«¡Caballoo…! ¡Te voy a moler a palos, desgracia’o!», amenaza con estentóreo vozarrón desde el asiento de su coche un energúmeno con apariencia humana. Y, como entre dicho y hecho solo hay un trecho, se lanza garrote en mano y la emprende a golpes contra el noble bruto que, sudando a mares y con la boca espetando espuma, se desploma desfallecido sobre el asfalto.
Es difícil permanecer indiferente ante una escena tan cruel, pero frecuente en algunas ciudades cubanas. La violencia lastima la sensibilidad hasta cuando se utiliza contra un animal. Solo que, si se interviene en su defensa, quien lo asuma se expone a que su dueño cavernícola reaccione con un amenazador «¡el caballo es mío, así que no se meta!». Y el intercambio de pareceres puede terminar en una querella.
Esa agresividad de algunos cocheros contra quienes se atreven a reprocharles sus irracionales conductas figura como la razón por la que muchas personas decentes resuelvan no tomar cartas en el asunto. «¿Para qué voy a buscarme un problema?», dicen para sí. Y su pasividad deviene suerte de patente de corso para que las bestias bípedas —más salvajes que sus cabalgaduras—, prosigan impunemente haciendo de las suyas.

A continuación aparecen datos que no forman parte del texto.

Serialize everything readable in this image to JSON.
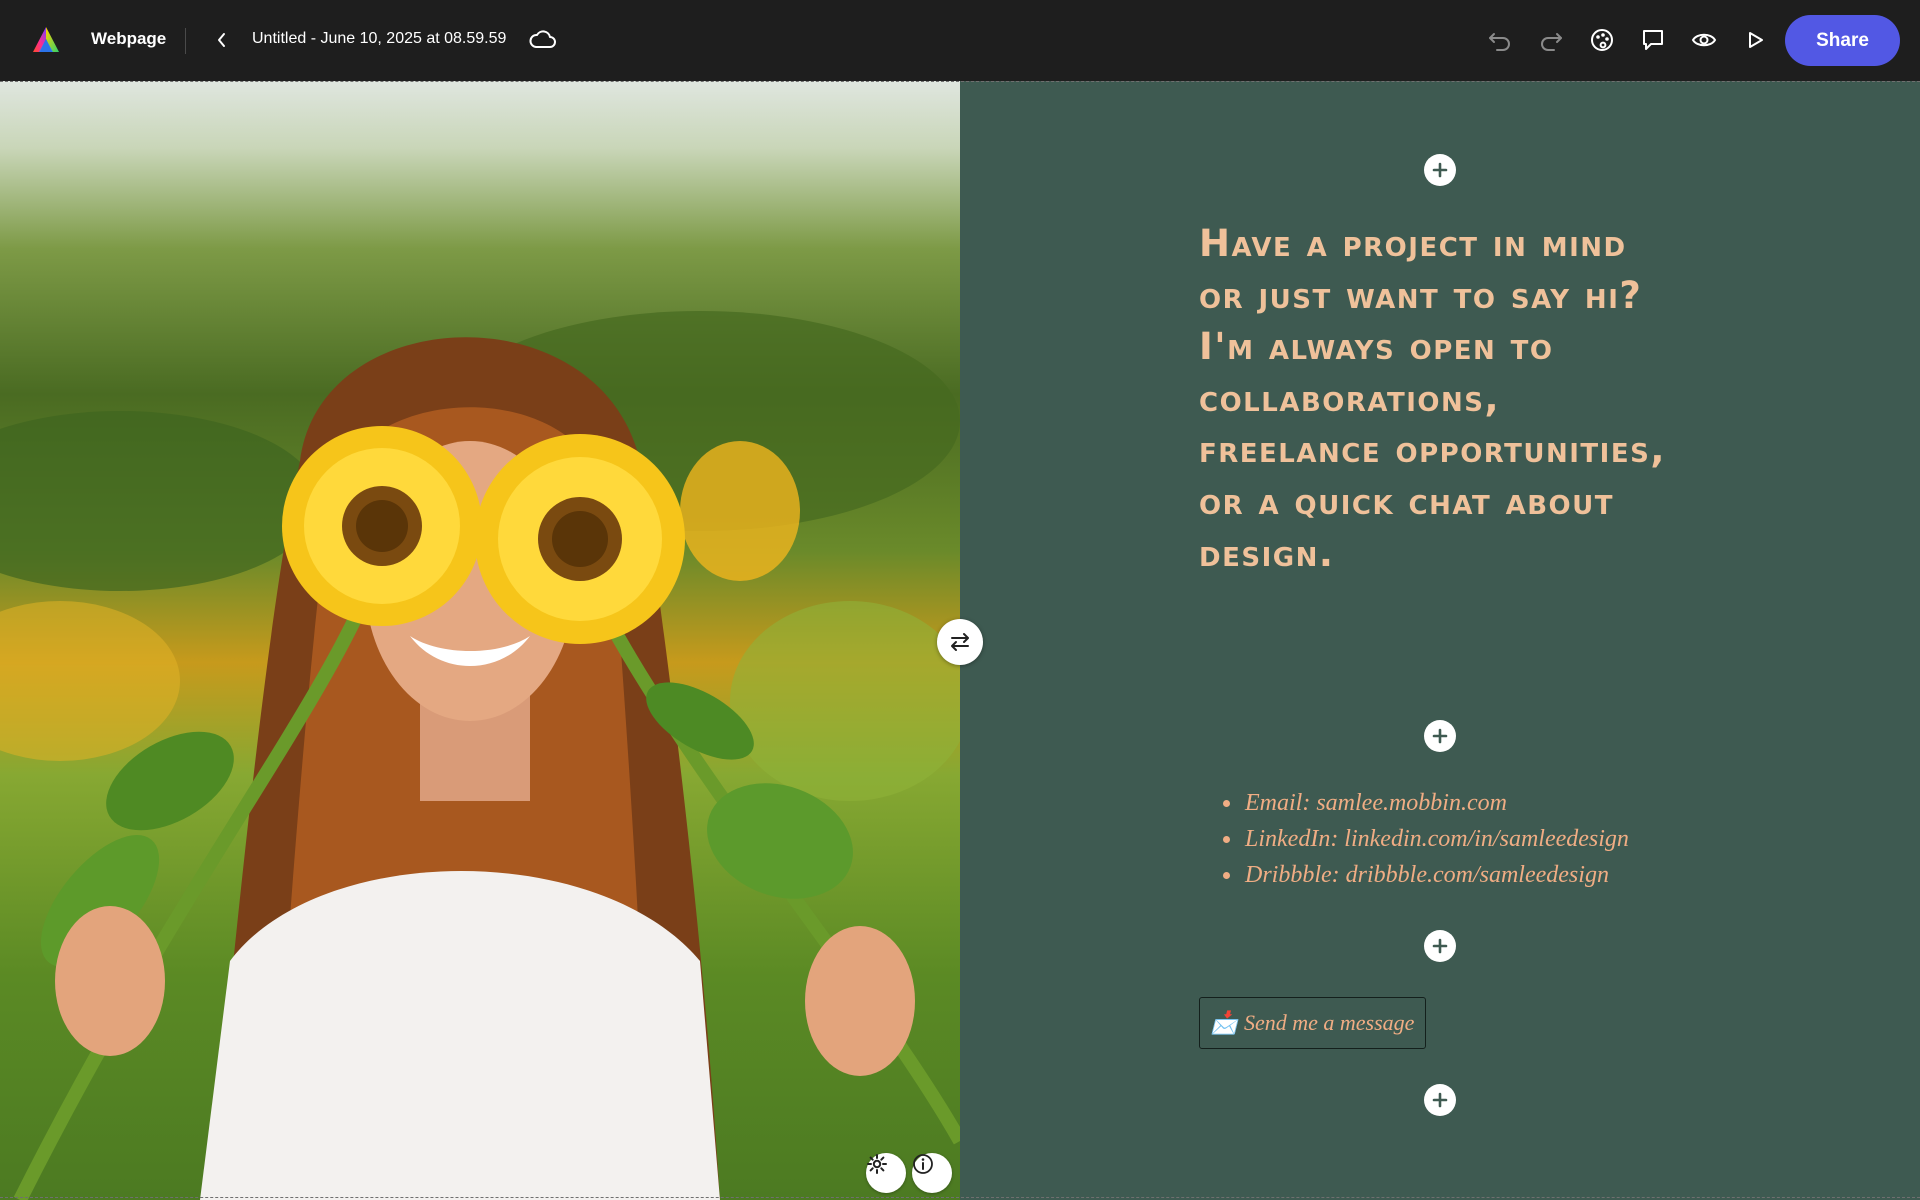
{
  "header": {
    "app_name": "Webpage",
    "doc_title": "Untitled - June 10, 2025 at 08.59.59",
    "share_label": "Share",
    "icons": [
      "adobe-express-logo",
      "back-chevron-icon",
      "cloud-sync-icon",
      "undo-icon",
      "redo-icon",
      "theme-palette-icon",
      "comment-icon",
      "preview-eye-icon",
      "play-icon"
    ]
  },
  "content": {
    "headline": "Have a project in mind or just want to say hi? I'm always open to collaborations, freelance opportunities, or a quick chat about design.",
    "contacts": [
      "Email: samlee.mobbin.com",
      "LinkedIn: linkedin.com/in/samleedesign",
      "Dribbble: dribbble.com/samleedesign"
    ],
    "cta_emoji": "📩",
    "cta_label": "Send me a message"
  },
  "colors": {
    "topbar": "#1e1e1e",
    "share": "#5258e4",
    "panel": "#3e5a51",
    "headline": "#efc19a",
    "accent_text": "#f0ad84"
  }
}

El asunto tiene otras aristas censurables, pues no solo se trata de los castigos a los que son sometidos los cuadrúpedos con el empleo de una fusta de cuero o con un despiadado plan de machete. Están, además, las extenuantes jornadas que deben cumplir por las calles, uncidos a las barras de los coches. Sus cascos —resignados—, resuenan sobre el pavimento en horarios diurnos o nocturnos, mal alimentados casi siempre, enfermos quizá y con evidente falta de higiene.
Otro abuso habitual con los equinos es el número de personas que ciertos cocheros admiten a bordo, en especial en los días festivos o en las celebraciones de amigos. Frente a mi edificio he visto pasar en plena madrugada una «pachanga» atiborrada de gente pasada de tragos, cantando a grito pelado y profiriendo obscenidades, mientras el anémico penco recibe tunda para que suba rápido por la pendiente de la avenida.
Al menos en mi caso, nunca he visto a una autoridad requerir severamente a los cocheros que incurren en tales excesos. Aunque muestren un documento acreditativo de su propiedad sobre los animales, alguien debe advertirles que no pueden proceder así, porque vivimos en una sociedad civilizada, donde ese tipo de proceder violento escandaliza y ofende.
Desde 1977 existe la Declaración Universal de los Derechos del Animal. Su Artículo No. 3 proclama que «ningún animal será sometido a malos tratos ni actos crueles»; el No. 7, que «todo animal de trabajo tiene derecho a una limitación razonable del tiempo e intensidad del trabajo, a una alimentación reparadora y al reposo».
Cierto que no constituye una legislación vinculante, pero sí expresa el sentir de muchas personas interesadas en que a los animales no se les maltrate. Un cuerpo de inspectores dotado de las facultades necesarias para exigir y sancionar pudiera ser una respuesta ante la indolencia.
Hay un dibujo animado de Walt Disney que suelo recordar. El pato Donald le pide a un caballo amigo que tire un rato de su calesa, pues quiere llevar de paseo a su novia. Pero tan pronto se sube al pescante, y para lucirse ante su prometida, le cae a latigazos a quien le está haciendo un favor. Entonces el caballo —furioso— se despoja de los arreos, obliga al pato Donald a colocárselos y lo obliga a halar el coche entre golpe y golpe de fusta. ¡Qué bueno resultaría presenciar en nuestra realidad ese cambio de papeles!